Polyamide oligomers: plastic components from kitchenware
BfR Opinion No. 014/2018 of 30 May 2018
https://www.bfr.bund.de/cm/349/polyamide-oligomers-plastic-components-from-kitchenware.pdf
ポリアミド(PA)製台所用品は、焼く、炒めるなどの調理において広く使用されている。だが、この種のプラスチックの特定の成分は、台所用品から食品に移行することがあり、そのため健康問題を引き起こす可能性がある。これはドイツ連邦リスク評価研究所(BfR)が行った評価に基づく知見である。
BfRは、PA6型やPA66型のポリアミドから食品へ移行する環状オリゴマーによる健康リスクを評価した。PAオリゴマーは、カプロクタム(PA6由来)やアジピン酸/ヘキサメチレンジアミン(PA 66y来)などの分子がいくつか集まって作られた化合物である。この種のオリゴマーはプラスチックの硬化(重合)中に非意図的に生じる。分子が小さいため、プラスチックから放散して食品に移行することがある。

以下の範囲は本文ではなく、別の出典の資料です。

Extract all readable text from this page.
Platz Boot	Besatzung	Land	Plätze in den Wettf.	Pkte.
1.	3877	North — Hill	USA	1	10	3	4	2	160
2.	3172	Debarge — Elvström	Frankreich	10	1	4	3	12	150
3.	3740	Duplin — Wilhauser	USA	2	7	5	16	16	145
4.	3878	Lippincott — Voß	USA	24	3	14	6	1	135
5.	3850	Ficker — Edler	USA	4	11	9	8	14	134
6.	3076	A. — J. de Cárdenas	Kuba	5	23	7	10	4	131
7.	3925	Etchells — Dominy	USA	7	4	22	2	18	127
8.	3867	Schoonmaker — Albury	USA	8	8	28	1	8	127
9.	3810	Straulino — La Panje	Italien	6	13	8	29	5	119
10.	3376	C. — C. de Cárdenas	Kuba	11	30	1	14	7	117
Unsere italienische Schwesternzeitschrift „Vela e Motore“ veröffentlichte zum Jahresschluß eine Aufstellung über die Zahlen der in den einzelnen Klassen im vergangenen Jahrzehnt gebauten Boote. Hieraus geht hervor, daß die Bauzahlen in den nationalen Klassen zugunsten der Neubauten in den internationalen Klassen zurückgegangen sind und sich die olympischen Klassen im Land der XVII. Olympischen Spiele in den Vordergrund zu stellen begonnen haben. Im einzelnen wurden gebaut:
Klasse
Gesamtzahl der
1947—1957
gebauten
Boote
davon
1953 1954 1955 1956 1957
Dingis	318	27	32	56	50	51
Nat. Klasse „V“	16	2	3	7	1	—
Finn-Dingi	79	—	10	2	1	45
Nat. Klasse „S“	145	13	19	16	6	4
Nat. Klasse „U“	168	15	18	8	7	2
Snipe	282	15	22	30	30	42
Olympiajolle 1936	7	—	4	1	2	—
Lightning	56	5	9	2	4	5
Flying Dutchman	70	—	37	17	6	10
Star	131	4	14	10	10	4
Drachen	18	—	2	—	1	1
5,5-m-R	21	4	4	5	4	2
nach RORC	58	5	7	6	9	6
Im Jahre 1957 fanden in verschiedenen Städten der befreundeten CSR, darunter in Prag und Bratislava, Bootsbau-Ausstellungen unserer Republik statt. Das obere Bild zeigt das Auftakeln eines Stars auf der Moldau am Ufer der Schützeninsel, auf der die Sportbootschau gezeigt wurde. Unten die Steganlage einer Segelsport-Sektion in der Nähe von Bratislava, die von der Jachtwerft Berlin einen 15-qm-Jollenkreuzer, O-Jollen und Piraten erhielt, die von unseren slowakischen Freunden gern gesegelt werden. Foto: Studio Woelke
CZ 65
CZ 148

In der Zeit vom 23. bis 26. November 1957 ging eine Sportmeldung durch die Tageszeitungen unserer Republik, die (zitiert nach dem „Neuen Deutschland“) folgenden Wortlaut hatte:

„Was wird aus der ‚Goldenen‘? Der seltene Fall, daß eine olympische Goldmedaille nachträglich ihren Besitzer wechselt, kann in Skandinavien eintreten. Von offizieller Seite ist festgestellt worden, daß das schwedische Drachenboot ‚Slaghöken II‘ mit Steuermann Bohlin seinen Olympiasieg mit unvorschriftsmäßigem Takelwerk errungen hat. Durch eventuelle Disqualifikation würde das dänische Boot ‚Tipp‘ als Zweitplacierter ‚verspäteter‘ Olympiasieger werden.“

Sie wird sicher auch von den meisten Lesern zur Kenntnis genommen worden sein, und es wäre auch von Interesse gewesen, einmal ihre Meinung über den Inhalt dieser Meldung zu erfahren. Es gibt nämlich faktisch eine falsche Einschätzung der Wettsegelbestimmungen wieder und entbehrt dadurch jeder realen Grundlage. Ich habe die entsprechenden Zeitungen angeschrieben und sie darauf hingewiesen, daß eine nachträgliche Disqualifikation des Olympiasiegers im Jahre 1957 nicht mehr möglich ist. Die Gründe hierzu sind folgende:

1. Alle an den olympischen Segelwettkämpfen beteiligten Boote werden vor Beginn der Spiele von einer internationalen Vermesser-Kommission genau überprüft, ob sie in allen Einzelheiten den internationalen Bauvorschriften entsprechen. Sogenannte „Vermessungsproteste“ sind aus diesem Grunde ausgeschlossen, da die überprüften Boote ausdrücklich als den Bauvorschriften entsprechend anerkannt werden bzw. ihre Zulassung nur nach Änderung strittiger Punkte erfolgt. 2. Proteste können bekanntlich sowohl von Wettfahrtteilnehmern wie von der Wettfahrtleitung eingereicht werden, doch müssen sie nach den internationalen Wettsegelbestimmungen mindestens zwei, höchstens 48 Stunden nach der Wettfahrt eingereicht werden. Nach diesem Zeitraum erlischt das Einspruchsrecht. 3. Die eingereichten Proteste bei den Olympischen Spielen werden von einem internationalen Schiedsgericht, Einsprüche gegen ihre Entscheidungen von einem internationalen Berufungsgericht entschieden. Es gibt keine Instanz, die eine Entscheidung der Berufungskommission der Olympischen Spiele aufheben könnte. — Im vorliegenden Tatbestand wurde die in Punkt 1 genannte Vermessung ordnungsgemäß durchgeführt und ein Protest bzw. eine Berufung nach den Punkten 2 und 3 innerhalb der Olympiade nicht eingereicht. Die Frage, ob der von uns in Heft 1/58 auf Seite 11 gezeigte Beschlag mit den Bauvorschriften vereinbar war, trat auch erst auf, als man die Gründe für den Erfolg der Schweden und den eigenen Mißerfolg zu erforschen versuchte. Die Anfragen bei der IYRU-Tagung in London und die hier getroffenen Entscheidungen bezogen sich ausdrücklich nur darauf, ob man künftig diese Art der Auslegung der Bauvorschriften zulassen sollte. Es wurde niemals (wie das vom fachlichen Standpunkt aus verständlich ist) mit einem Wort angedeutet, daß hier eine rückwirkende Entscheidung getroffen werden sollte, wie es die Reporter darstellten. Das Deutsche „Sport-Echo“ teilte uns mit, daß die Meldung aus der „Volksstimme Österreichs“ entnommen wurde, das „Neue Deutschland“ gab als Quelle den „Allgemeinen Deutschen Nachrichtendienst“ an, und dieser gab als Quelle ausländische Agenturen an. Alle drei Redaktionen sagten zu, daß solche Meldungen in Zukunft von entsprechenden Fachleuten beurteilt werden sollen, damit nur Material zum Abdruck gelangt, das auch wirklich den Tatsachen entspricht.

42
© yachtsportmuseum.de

PAオリゴマー類に関する毒性試験データがないので、BfRの科学者はTTC概念を用いた。TTCは「毒性学的懸念の閾値(threshold of toxicological concern)」の略語である。この手法では、毒性学的情報が得られていない化学物質を、化学構造に基づいてCramerクラス(I〜III)に分類する。それぞれのクラスに対し、それより少なければ、属している化学物質が健康リスクを生じそうもないと考えられる最大一日摂取量が割り当てられている。この手法は、健康リスクに関する十分な情報が既にある化学物質の包括的データを活用することで成り立つ。
PAオリゴマーに発がん性の疑いは無い。そのため、TTC概念によると、環状PAオリゴマー類のそれぞれにおいて、一日当たり90 µg (0.09 mg)までの摂取では、健康リスクが生じる可能性は低い。だが、食品監視機関とBfRが行った研究から、環状PAオリゴマー類は、台所用品から食品に高濃度で移行する可能性が高いことが示された。
BfRは、毒性試験の十分な情報が入手できるようになるまで最終的なリスク評価はできないと結論付けた。そのため、製造者に対し、欧州食品安全機関(EFSA)の規約に沿った毒性データを収集し、それらをBfRに提出するよう呼び掛けている。